C’est sur le marché intérieur que le paradoxe devient criant. La contrebande de chaussures, notamment de sport, en provenance d’Algérie, constitue un facteur de distorsion majeur. En effet, ces produits entrent sur le marché tunisien à des prix structurellement inférieurs à ceux que peut pratiquer un industriel local soumis aux charges, aux normes et aux coûts de production réglementaires. À ce flux illicite s’ajoutent des importations formelles insuffisamment contrôlées, dont la conformité aux normes n’est pas systématiquement vérifiée à l’entrée du territoire. Ces deux phénomènes cumulés privent les producteurs tunisiens de toute possibilité de concurrence équitable sur leur propre marché. Ils appellent un renforcement significatif des contrôles douaniers ainsi qu’une action coordonnée entre les ministères concernés.
La mutation technologique, défi structurel pour la formation
Par ailleurs, le secteur fait face à une transformation technologique d’envergure. L’intégration de l’intelligence artificielle dans les processus de production et la robotisation croissante des équipements redéfinissent les besoins en compétences. Dans ce contexte, la demande en main-d’œuvre d’exécution recule au profit d’une demande croissante en techniciens capables d’opérer sur des machines à commande numérique. Pour une filière historiquement artisanale et intensive en main-d’œuvre, cette évolution impose une refonte profonde des dispositifs de formation professionnelle, tant au niveau des entreprises que des institutions publiques d’accompagnement.

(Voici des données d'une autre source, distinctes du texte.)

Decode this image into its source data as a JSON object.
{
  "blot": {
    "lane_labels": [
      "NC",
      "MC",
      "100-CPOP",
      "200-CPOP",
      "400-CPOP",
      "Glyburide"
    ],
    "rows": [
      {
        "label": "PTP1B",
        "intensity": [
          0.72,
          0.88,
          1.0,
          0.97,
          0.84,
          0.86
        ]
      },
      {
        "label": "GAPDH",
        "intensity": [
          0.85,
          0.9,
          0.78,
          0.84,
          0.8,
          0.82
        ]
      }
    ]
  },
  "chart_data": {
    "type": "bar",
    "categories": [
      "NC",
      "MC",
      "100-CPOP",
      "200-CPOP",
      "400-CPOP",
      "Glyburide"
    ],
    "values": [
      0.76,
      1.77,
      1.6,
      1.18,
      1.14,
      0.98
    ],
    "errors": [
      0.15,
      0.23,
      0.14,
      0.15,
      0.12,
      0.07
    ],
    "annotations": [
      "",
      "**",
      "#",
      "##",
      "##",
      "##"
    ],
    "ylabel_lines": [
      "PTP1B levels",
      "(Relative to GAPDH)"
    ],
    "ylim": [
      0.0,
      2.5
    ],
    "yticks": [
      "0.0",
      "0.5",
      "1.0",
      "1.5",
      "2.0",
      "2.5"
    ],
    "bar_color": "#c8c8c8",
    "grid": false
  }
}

Sur le plan de la qualité et de la certification, le Centre National du Cuir et de la Chaussure, fondé en 1969 et opérant sous la tutelle du ministère de l’Industrie, des Mines et de l’Énergie, dispose de trois laboratoires spécialisés en physico-mécanique, chimie et métrologie. Conformément à la norme internationale ISO/IEC 17025, ces laboratoires ont obtenu leur accréditation auprès du Conseil National d’Accréditation (TUNAC) pour la période allant de mai 2026 à avril 2031, leur permettant d’émettre des rapports d’essais reconnus à l’échelle internationale sur la base d’environ quarante normes tunisiennes applicables au secteur. Ces structures interviennent à deux niveaux : le contrôle à l’importation, en lien avec la Direction de la qualité et de la protection du consommateur, et l’accompagnement des industriels exportateurs souhaitant attester de la conformité de leurs produits avant d’accéder aux marchés étrangers.
Le paradoxe a un remède. Encore faut-il vouloir l’appliquer
Ainsi, un secteur qui exporte 2 100 millions de dinars par an tout en perdant son marché intérieur n’est pas un secteur en crise. C’est un secteur mal gouverné. Les outils existent : un appareil de certification accrédité aux standards internationaux,; une dynamique d’investissement en forte progression; un réseau d’entreprises exportatrices structuré et des partenariats industriels européens solides. Ce qui manque, c’est la volonté réglementaire de fermer la porte aux importations anarchiques et à la contrebande. Mais aussi la cohérence stratégique pour orienter ces atouts vers une reconquête du marché domestique. Sans ces arbitrages, le paradoxe tunisien du cuir et de la chaussure, champion à l’export, perdant à domicile, a toutes les chances de perdurer.